After some tries, it seems that all browsers do not behave the same here...
In both Firefox and Chrome on Android, the click event gets discarded by the contextmenu event, I couldn't test on Safari yet. But, in Firefox the only event to fire after is the touchend
one, while on Chrome it seems the touchcancel one fires sometimes (apparently when the text in the button gets selected).
So to get this, you'd listen for the touchend event which unlike the mouseup event will also fire if you do move the cursor outside of the element after you started to click, but won't fire if you started the click outside and then moved the cursor over the element, and for the touchcancel event, which may fire a bit before the user released there touch (but it is the latest event we can get...).

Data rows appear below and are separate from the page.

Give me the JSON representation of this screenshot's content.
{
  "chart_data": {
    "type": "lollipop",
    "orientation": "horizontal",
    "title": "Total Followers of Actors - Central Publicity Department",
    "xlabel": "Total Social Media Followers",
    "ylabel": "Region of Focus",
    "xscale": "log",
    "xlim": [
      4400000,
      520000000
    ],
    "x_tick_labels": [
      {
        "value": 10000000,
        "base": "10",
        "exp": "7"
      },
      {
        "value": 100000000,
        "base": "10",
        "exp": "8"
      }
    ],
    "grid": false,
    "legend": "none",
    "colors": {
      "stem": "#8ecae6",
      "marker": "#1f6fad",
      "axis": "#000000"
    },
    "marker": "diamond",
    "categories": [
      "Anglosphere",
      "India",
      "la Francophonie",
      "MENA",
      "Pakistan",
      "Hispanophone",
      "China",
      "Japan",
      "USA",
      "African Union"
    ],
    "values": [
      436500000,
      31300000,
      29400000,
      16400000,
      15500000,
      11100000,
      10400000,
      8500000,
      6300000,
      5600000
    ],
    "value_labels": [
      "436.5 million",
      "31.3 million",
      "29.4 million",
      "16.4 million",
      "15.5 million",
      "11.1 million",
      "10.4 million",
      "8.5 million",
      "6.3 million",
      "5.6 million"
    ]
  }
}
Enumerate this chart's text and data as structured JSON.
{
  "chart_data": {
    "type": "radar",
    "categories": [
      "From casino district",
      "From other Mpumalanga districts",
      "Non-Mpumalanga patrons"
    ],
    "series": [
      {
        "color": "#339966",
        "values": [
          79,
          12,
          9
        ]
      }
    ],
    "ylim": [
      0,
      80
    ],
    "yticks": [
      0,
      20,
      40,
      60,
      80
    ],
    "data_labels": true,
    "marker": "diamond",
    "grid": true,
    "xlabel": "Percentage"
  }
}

Now, to avoid both click and touchend/touchcancel events to fire on the same action, you'd need to debounce your event handler (i.e force it to run only once in a given lapse of time), and probably also to prevent the default behavior of the contextmenu event.
// simple logs:
['click', 'touchstart', 'touchend', 'touchcancel', 'contextmenu'].forEach(type => {
btn.addEventListener(type, e => console.log(e.type));
});
// what you need:
btn.oncontextmenu = e => e.preventDefault(); // prevent the context menu on long touch
btn.onclick = btn.ontouchend = btn.ontouchcancel = debounce(e => {
console.log('Correctly handled the click event');
}, 100);
function debounce(fn, timeout=0) {
let flag = false;
return function() {
if (!flag) {
flag = true;
setTimeout(_ => flag = false, timeout);
fn.call(...arguments);
}
};
}
<button id="btn">
click me
</button>
Beware though that the default action of the button's click won't happen either (for instance if this button was in a <form>, the form won't get submitted in case of long-touch.